Biofilm-forming microbes are rare in biotech’s vats but much more common in nature. About 80% of all microbes in the environment form biofilms. “So, it’s really not the exception,” Onderko says. “It’s how most organisms prefer to be.”
Capra developed bioreactors to take advantage of this property. Since the biofilm can stay alive and healthy for a long time, they designed a continuous fermentation process so that they can extract the product without disturbing the organisms. They also added packing materials to the hollow tube of the reactor to provide ample surface area for the biofilm to grow on.
This continuous bioreactor uses much less water, energy, and nutrients and does not need to be sterilized after each run. Plus, it’s modular: each reactor is 35 liters in volume and can be connected to others in parallel to generate whatever volume of product needed to make the process commercially feasible. Scaling “horizontally” this way beats doing so “vertically” in one giant tank, according to Onderko. “Nature does not grow one giant leaf,” she says. “It grows a whole tree with hundreds of thousands of them.”
We treat fermentation like a simple chemical equation, forgetting that inside each cell, there are hundreds of different reactions happening in parallel.
Going Big
Just like the microbes in their reactor, Capra has been doubling almost every year. They started as two co-founders sharing one lab bench and now have six full-time employees in their headquarters in northern Virginia. They currently operate in a 1,000-square-foot lab space while building a new facility set to open in 2025 using funds from BioMADE’s project call. The new plant is expected to help Capra scale production from a gram-scale to a metric ton per year.
“One of the reasons why we exist is to help companies through the biotech valley of death,” says Penny Norquist, Senior Program Manager at BioMADE. Capra is one of the five recipients of the bioreactor innovation project funding. In return for the funding, each recipient will contribute back to the BioMADE ecosystem by sharing the knowledge they have gained: “If one of them has already done the work to come up with a new bioreactor design and to figure out why it works with a particular organism or product type, perhaps someone else could try it for a different application.”

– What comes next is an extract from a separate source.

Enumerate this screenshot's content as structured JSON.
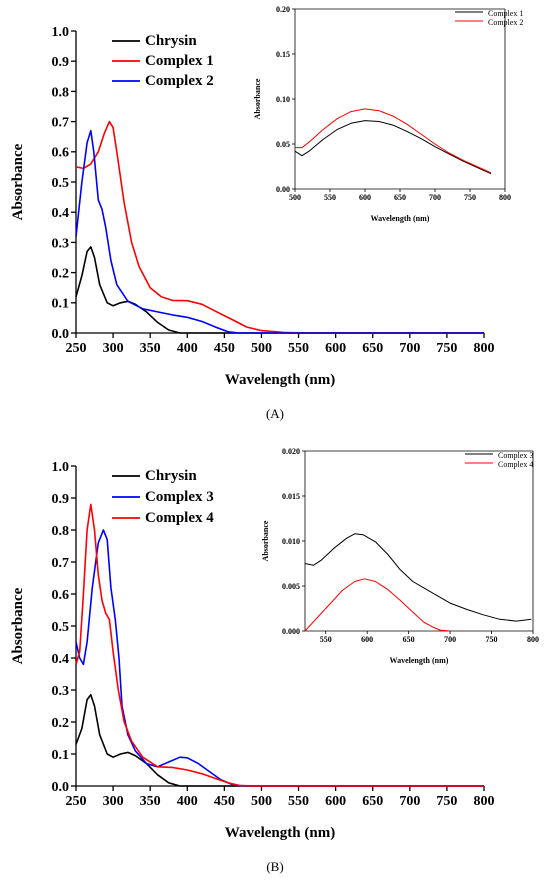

Each of the projects is solving a different piece of the scaleup puzzle. For example, Geno, a San Diego sustainable materials company that brews up bio-based molecules to make carpet fibers and nylon yoga pants, is modeling and mimicking bioreactor pressure and temperature gradients to predict scaleup performance. Amyris, an Emeryville biotech, is working on bioreactor design modifications to minimize the impact of growth-inhibiting fermentation products, such as the antimalarial drug precursors. Vigil’s Iowa State lab has proposed a bioreactor mixing technology that combines fermentation with extraction and separation steps. And another team from Iowa State University is working in collaboration with Novozymes to develop sensors and machine-learning models to improve bioreactor control.

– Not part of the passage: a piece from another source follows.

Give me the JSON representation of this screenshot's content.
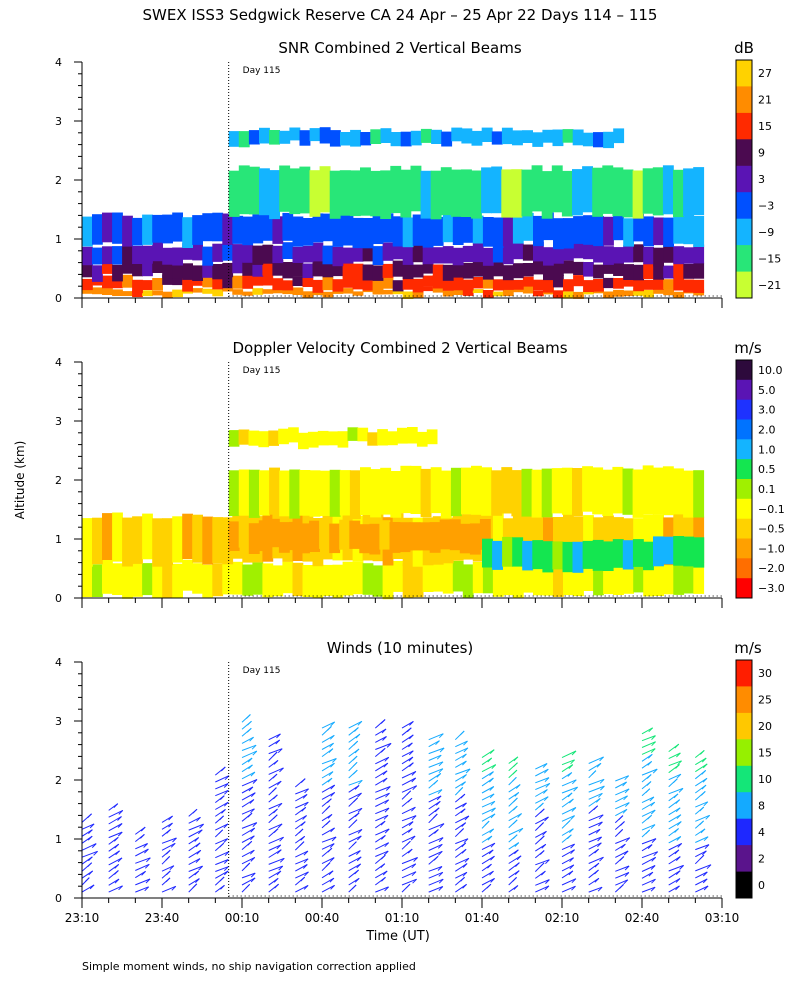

The enormous variety of microbes, processes, and potential synthetic biology products requires that engineers come up with creative fermentation solutions that match that same diversity. They must think outside the tank and not be constrained by the existing technologies and equipment we have on hand.
“Working with biology requires imagination,” Onderko says. “Instead of relying on what was left over, we have the ability to build the exact things we want from the ground up.”